Sam, a 150-pound Newfoundland with shaggy black and white fur and a drooling problem, bounded at Jake as soon as he came in the door. Sam’s customary greeting was always unsettling—it was all Jake could do not to let himself be hurled to the ground like Fred Flintstone.
“Whoa, whoa, whoa. Sam, get down.” Jake ordered Sam to desist, as he did every day.
Sam ignored him, like he did every day.
The dog was standing on his hind legs with his paws on Jake’s shoulders, as though they were about to dance. Sam attempted to vigorously lick Jake’s face, but a man had to draw the line somewhere. With his hands grasping the dog’s armpits—assuming a dog even had armpits—Jake lowered Sam to the ground.
The front door was still open; Jake hadn’t even made it past the threshold before the dog had overwhelmed him with a combination of bulk and affection.
Sam, now with all four paws on the ground, was quivering with excitement. Jake wasn’t going to g
et a moment’s rest until he walked Sam, who’d been cooped up in the house all day while Jake was at work.
“You could at least let a guy relax a little,” Jake grumbled as he went into the house to get Sam’s leash.
He grabbed the leash from the hook by the door, then froze in horror.
“Ah, jeez. You’ve got to be kidding me.”
Jake had worried that Sam might have an accident on the floor, but what he’d done had been no accident. It had been deliberate as hell.

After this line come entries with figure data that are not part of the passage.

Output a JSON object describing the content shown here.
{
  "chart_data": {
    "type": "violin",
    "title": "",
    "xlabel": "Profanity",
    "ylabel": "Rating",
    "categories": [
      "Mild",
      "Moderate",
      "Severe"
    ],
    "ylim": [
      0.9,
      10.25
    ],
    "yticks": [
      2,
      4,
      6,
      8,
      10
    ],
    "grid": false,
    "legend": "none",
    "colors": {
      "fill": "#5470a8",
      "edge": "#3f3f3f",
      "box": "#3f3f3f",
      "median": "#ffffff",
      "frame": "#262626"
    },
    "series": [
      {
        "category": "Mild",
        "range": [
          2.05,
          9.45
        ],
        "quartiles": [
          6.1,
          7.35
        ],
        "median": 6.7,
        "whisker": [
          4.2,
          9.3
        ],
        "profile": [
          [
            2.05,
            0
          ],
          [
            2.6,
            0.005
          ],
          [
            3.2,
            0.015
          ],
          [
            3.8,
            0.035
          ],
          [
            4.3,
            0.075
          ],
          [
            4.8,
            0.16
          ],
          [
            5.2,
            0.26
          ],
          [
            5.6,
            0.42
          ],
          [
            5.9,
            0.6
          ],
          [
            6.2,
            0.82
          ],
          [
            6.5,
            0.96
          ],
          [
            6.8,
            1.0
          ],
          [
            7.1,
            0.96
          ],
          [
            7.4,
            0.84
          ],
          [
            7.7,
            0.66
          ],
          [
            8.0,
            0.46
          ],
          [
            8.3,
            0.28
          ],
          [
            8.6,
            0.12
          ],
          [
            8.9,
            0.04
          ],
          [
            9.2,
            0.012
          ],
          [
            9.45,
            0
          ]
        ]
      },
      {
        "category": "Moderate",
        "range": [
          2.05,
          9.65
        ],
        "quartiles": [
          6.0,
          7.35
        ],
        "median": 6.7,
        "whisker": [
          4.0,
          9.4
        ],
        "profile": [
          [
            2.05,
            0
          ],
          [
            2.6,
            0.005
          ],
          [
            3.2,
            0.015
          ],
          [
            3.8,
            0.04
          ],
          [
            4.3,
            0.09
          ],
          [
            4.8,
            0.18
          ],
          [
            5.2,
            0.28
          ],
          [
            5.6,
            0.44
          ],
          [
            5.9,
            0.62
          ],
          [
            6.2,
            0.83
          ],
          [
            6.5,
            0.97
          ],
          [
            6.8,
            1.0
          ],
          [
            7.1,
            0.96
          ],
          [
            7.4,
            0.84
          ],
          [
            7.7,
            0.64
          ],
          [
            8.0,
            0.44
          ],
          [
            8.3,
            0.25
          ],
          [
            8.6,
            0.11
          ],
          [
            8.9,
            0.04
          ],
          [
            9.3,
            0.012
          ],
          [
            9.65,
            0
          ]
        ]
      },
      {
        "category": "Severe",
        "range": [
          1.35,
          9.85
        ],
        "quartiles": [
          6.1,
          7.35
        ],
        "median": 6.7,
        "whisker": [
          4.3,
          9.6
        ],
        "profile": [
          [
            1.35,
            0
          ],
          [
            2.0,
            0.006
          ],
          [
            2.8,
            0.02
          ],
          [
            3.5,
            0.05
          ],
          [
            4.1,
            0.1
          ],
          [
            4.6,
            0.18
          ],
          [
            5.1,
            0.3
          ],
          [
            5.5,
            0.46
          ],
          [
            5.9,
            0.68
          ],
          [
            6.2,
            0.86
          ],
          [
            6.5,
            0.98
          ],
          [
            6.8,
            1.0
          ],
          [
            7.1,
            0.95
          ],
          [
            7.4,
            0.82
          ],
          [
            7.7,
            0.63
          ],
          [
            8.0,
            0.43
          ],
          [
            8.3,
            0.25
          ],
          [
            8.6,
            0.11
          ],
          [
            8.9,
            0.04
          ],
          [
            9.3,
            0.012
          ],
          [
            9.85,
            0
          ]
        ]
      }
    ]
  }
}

While Jake had been at work, the dog had knocked over a side table, ripped a houseplant out of a pot that had been on the table, and dragged the plant around the living room, leaving a trail of potting soil over the carpet and the sofa, and even smearing some on the wall.
The plant in question had been placed inside one of Jake’s shoes, as though it were being presented as a gift.
Sam looked at him adoringly, trembling with excitement as Jake surveyed his handiwork.
“Get in the car. I’m taking you to the pound.”
Sam’s tail thumped against the floor.